Connecticut could lose more than $900 million in federal defense spending this year, according to a new analysis, though a compromise measure pending on Capitol Hill could mitigate some of that pain.
The state legislature’s nonpartisan Office of Fiscal Analysis also projected that most of the pain from the so-called sequestration cuts tied to the blown March 1 deadline for reducing federal spending would fall on Connecticut’s defense industries.
That report came just two weeks after analysts projected state and municipal governments and various private entities in Connecticut, also could lose a combined $52.6 million in non-defense programs, particularly in education, social services and housing.
Both the defense and non-defense cuts would be phased in over the remainder of the year, and many might not come to pass if Congress reaches a bipartisan compromise that cleared the Republican-controlled House of Representatives last week.
“We’ve got our fingers crossed that we are going to work things through,” U.S. Rep. Joseph Courtney, D-2nd District, said Wednesday. “But I don’t want to overstate the positive news. The Navy still has to find some savings, all (service branches) still have to find some savings.”
At issue is the game of federal budgetary brinksmanship that has come to be known as “sequestration” and has dominated news headlines in recent months.
A mechanism designed to limit the size of the federal budget, sequestration places a hard cap on spending in several broadly defined areas. If Congress appropriates dollars in excess of these caps, it automatically triggers across-the-board cuts in all affected categories.

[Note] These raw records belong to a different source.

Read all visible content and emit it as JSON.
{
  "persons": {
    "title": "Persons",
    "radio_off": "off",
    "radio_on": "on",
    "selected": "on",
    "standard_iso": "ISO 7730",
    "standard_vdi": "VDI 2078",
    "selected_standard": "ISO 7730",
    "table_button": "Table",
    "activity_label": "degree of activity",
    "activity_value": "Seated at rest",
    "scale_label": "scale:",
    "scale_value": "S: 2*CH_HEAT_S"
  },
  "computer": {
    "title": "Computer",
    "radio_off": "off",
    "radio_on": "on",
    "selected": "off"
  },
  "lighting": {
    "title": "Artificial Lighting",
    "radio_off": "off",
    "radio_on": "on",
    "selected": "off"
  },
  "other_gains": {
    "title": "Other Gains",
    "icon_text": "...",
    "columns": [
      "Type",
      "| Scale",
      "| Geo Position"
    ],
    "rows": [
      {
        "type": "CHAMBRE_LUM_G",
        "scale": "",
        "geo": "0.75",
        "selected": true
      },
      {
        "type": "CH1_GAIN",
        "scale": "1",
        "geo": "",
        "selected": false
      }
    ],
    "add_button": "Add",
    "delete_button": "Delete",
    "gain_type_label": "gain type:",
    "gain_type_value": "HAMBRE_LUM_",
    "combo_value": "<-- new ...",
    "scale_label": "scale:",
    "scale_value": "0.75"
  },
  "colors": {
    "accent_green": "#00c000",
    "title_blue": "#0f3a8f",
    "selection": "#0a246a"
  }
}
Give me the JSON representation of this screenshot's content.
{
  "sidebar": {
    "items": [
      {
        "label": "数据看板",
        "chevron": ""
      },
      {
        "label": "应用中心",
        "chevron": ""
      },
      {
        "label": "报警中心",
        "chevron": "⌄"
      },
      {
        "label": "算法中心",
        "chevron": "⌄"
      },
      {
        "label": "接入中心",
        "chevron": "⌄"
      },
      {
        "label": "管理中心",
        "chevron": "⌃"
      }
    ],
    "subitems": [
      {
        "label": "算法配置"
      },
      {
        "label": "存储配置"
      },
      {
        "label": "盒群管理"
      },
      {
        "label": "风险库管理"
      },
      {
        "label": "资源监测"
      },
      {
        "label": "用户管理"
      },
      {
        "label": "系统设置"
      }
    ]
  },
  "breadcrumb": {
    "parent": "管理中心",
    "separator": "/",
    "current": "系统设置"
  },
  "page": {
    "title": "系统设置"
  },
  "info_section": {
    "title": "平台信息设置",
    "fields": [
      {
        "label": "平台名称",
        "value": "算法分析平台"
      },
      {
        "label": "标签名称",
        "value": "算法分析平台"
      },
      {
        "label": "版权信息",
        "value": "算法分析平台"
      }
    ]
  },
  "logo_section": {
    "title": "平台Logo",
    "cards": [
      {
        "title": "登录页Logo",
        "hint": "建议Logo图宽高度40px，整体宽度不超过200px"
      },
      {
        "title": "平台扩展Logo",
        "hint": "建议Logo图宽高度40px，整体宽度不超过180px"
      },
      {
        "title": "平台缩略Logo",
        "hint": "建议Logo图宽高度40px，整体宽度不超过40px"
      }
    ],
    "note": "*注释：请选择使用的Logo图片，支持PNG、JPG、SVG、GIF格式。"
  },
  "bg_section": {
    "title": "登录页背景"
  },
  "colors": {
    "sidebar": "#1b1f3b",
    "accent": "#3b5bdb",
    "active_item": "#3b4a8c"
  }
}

In this case, Congress exceeded limits set in the Budget Control Act of 2011, triggering $984 billion in cuts between 2013 and 2021.
The first wave of reductions, $109 billion, was supposed to have taken effect Jan. 2. It was subsequently reduced to $85 billion and pushed back two months until March 1.
But after Congress failed to reach an agreement to reduce the deficit two weeks ago, various agencies were directed to begin implementing the cuts between now and the end of the federal fiscal year on Sept. 30.
Gov. Dannel P. Malloy didn’t hide his frustration Wednesday with the fiscal threat hanging over Connecticut’s defense industry.
“This is absolutely a game when it comes to military spending,” Malloy told reporters after the State Bond Commission meeting.
The governor noted that U.S. Department of Defense officials have said they can accommodate an overall reduction equal to most of the level required by sequestration.
But the latter imposes cuts in an across-the-board basis, while military leaders want greater flexibility to apportion the cuts among various defense programs. The governor said Congress needs to give the Pentagon that flexibility.
Catherine Smith, commissioner of the state Department of Economic and Community Development, said that while any defense industry cuts are cause for concern, Connecticut would fare better than most states under the scenario Malloy outlined.
That’s because Connecticut’s defense industry is centered on products that are of chief strategic importance to the military:
- General Dynamics’ Electric Boat Shipyard in Groton is the primary builder of submarines for the U.S. Navy, with much of its work centered on the Virginia-class, fast-attack nuclear vessel;
- Sikorsky Aircraft in Stratford, which is owned by United Technologies Corp., constructs helicopters for both the military and for private entities.
- And Pratt and Whitney of East Hartford, another UTC subsidiary, builds jet engines used widely both in civil and military aviation.
“The work we do here is extremely important to where the Department of Defense wants to go, strategically, in the future,” Smith said.
Courtney noted that the U.S. House passed a temporary budget measure — a continuing resolution — that does grant the military some of the flexibility Malloy and Smith want to see. It also restores modest amounts of funding to various defense programs, though it was unclear Wednesday how that might affect Connecticut.
And the 2nd District congressman added that he is optimistic the Democratic-controlled Senate will adopt the measure soon. A member of the House Armed Services Committee, Courtney represents Connecticut’s eastern half, a district that includes the EB Shipyard.
General Dynamics, which employs 11,700 people and does about $4 billion of business annually at the Groton shipyard, also provides the nucleus for an extensive network of small businesses that work on thousands of component parts for submarines.
State Sen. Andrew Maynard, D-Stonington, whose district includes EB, said that while he hopes the $906 million loss projection from OFA is a “worst-case, doomsday scenario,” it underscores the need for Congress to act swiftly. “My concern is the uncertainty of all this weighs heavily on our defense contractors and subcontractors,” he said. “These are businesses. Congress is taking its sweet time, but I remain cautiously optimistic they can get it together.”
Robert Hamilton, communications director for EB, said Wednesday, “It would be very speculative for us to comment now.”